L’OFAC permet désormais aux conseillers américains d’aider le gouvernement vénézuélien à évaluer et à préparer la restructuration de sa dette extérieure d’un million de dollars, qui dépasse 170 milliards de dollars, selon un rapport du New York Times.

Cependant, la licence n’autorise que les services de conseil et de consultation. Il ne permet pas de conclure des accords définitifs ni de négocier directement avec les créanciers sans approbations supplémentaires.

Les experts estiment que cette ouverture vise à faciliter un processus de renégociation de la dette ordonné, mais avec de solides garanties. Les prestataires doivent adresser une copie des contrats à l’OFAC dans un délai de dix jours ouvrés.

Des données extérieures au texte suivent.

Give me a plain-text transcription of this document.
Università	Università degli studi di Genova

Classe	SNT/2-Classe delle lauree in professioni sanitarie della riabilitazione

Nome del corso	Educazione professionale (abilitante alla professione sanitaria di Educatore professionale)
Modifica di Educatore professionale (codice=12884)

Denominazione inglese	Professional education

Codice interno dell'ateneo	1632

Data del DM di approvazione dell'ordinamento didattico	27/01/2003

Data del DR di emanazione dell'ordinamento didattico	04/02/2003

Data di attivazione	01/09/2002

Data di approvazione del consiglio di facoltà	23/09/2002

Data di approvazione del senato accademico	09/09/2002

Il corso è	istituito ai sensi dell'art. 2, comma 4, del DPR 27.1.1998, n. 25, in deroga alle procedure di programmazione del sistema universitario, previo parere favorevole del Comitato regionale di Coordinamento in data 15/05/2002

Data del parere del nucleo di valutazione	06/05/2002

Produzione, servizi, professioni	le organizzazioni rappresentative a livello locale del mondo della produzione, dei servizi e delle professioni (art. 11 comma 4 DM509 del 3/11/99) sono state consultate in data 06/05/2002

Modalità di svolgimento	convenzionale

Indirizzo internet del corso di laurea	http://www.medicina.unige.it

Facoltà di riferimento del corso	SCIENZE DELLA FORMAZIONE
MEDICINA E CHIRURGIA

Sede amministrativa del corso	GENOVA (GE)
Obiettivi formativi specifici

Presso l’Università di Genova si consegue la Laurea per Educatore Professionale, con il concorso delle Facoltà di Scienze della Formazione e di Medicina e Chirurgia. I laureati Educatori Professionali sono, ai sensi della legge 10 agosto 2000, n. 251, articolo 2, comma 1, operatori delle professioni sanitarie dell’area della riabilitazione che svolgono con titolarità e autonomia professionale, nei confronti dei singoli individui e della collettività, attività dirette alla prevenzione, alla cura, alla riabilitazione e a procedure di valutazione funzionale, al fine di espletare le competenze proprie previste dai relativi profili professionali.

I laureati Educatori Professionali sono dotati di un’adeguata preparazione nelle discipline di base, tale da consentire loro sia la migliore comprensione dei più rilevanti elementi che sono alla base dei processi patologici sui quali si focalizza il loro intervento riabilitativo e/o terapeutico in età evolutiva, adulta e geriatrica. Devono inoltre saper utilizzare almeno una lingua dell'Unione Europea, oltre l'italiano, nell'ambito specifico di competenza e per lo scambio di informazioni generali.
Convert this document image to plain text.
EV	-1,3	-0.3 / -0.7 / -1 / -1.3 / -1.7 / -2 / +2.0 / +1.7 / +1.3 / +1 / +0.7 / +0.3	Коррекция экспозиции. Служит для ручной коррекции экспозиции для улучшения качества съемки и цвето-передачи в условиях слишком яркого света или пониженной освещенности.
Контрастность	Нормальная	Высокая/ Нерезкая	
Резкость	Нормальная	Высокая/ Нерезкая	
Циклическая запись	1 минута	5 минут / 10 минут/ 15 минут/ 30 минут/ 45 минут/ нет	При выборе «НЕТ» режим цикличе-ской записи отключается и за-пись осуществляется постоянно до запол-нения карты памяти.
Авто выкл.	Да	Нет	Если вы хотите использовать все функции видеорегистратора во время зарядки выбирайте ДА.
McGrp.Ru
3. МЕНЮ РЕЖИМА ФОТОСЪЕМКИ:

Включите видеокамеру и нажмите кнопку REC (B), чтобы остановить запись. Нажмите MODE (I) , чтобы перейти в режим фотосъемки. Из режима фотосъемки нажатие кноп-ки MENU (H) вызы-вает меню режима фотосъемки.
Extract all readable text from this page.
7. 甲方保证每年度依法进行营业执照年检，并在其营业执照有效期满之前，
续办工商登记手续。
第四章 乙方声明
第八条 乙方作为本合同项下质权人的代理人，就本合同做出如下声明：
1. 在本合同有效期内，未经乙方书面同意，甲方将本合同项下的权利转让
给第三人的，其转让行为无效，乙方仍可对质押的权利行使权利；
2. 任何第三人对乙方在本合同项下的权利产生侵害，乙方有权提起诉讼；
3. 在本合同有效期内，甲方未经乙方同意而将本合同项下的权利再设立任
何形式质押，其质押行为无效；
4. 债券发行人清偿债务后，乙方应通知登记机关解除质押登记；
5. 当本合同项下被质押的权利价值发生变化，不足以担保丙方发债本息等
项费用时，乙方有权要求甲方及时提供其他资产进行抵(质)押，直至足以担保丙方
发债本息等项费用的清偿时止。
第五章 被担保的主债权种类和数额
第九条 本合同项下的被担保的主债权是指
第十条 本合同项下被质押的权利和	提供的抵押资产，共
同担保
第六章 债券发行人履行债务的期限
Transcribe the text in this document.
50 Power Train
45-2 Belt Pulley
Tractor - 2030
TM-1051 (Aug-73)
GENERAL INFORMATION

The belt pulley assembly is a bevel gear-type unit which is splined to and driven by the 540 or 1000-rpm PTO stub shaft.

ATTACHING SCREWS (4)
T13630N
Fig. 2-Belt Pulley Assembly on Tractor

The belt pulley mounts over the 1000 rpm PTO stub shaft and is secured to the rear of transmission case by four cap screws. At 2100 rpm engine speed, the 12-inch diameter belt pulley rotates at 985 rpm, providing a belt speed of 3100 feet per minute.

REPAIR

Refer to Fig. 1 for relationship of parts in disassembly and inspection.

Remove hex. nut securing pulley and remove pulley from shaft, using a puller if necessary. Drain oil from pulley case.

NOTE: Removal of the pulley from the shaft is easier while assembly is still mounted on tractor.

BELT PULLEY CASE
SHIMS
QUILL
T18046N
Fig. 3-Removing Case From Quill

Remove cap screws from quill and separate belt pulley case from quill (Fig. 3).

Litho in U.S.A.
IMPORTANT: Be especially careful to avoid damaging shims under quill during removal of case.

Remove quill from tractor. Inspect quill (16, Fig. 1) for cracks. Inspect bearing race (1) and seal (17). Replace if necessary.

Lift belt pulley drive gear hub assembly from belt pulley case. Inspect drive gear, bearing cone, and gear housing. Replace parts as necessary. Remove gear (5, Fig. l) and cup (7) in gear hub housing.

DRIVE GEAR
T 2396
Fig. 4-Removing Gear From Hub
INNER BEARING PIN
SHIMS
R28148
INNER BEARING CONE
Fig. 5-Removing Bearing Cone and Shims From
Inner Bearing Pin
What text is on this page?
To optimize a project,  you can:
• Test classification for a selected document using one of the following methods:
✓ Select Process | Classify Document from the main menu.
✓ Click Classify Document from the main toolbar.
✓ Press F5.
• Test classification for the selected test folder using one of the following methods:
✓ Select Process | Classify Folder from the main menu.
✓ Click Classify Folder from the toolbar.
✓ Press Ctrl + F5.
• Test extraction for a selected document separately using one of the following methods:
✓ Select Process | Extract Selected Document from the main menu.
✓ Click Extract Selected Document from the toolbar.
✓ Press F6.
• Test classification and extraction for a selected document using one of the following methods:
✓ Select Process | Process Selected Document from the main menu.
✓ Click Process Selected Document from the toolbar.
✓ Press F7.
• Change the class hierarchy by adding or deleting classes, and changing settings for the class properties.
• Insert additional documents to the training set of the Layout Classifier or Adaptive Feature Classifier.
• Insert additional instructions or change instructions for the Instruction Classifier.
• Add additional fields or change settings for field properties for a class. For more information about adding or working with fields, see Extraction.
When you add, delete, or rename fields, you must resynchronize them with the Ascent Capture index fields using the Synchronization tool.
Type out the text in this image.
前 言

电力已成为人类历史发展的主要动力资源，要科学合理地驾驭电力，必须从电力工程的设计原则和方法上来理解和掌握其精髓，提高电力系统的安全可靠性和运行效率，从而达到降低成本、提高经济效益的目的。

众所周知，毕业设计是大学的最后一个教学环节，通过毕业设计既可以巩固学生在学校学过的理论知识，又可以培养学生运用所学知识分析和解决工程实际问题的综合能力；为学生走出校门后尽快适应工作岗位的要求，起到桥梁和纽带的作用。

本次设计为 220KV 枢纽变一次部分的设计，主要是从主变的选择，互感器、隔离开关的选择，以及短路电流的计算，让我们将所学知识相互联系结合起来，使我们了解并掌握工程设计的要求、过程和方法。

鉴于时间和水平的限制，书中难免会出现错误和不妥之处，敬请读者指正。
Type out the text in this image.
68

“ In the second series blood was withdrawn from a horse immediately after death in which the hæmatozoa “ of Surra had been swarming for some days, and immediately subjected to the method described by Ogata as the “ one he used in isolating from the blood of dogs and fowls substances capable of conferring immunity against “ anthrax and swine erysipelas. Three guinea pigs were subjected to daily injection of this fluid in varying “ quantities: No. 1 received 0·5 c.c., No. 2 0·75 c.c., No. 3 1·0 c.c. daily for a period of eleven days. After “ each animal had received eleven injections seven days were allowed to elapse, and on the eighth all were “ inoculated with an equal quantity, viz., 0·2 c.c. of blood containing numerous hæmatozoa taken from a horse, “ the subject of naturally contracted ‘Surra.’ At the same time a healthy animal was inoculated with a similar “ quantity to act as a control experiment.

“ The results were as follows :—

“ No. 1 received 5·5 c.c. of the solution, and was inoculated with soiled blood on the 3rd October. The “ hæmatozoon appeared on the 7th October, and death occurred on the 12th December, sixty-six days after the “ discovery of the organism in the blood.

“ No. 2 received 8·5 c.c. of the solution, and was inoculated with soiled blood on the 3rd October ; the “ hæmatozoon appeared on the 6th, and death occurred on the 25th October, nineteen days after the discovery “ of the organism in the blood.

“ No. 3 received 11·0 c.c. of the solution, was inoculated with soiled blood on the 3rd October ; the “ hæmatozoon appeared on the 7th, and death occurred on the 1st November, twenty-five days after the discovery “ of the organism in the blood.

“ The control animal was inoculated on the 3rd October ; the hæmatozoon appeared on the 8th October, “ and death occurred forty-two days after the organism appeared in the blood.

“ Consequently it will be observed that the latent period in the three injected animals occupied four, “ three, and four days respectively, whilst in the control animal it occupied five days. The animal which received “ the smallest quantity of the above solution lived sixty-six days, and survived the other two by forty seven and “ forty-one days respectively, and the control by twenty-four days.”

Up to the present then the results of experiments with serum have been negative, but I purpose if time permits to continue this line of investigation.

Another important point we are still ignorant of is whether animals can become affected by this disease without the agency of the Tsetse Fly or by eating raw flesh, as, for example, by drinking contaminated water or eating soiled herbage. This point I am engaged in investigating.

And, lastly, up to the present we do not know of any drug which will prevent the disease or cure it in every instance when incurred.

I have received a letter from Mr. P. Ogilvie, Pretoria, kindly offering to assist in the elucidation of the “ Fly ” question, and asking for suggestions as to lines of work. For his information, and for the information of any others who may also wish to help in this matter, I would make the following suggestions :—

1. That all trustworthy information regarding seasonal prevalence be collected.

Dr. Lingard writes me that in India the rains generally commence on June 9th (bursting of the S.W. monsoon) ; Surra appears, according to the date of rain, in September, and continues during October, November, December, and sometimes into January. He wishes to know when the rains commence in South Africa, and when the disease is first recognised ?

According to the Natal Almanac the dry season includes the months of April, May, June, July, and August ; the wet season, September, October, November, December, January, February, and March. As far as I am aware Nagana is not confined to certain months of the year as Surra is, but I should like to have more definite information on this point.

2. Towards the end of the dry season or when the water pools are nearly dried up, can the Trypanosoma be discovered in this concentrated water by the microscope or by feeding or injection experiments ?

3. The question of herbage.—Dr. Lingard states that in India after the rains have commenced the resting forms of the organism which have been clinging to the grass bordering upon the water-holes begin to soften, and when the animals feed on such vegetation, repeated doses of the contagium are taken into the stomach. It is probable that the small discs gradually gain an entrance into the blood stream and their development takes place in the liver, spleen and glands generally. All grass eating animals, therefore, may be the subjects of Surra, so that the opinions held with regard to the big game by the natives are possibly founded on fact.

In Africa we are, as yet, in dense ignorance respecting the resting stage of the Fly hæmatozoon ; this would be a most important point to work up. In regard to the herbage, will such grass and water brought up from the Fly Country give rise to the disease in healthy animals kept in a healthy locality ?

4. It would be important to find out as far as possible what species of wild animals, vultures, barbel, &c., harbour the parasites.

La décision intervient après le départ du pouvoir de Nicolas Maduro et en plein assouplissement progressif des sanctions, notamment dans le secteur pétrolier. Malgré l’autorisation, des limites strictes demeurent.

La licence ne débloque pas d’actifs ni n’autorise de transactions avec des entités sanctionnées spécifiques, sauf dans le cadre limité de cet avis. Les analystes indiquent qu’une restructuration réussie nécessitera un allégement important de la dette pour rendre l’économie vénézuélienne viable et attirer de nouveaux investissements.

Il est important de rappeler que le pétrole est sanctionné par les États-Unis depuis 2018, sous le premier mandat de l’actuel président Donald Trump, comme le rapporte CriptoNoticias.

Avec cette Licence Générale 58, les États-Unis marquent un équilibre puisqu’ils ouvrent la porte à la reprise économique du Venezuela, mais maintiennent fermées les voies qu’ils jugent risquées pour éviter leurs contrôles financiers.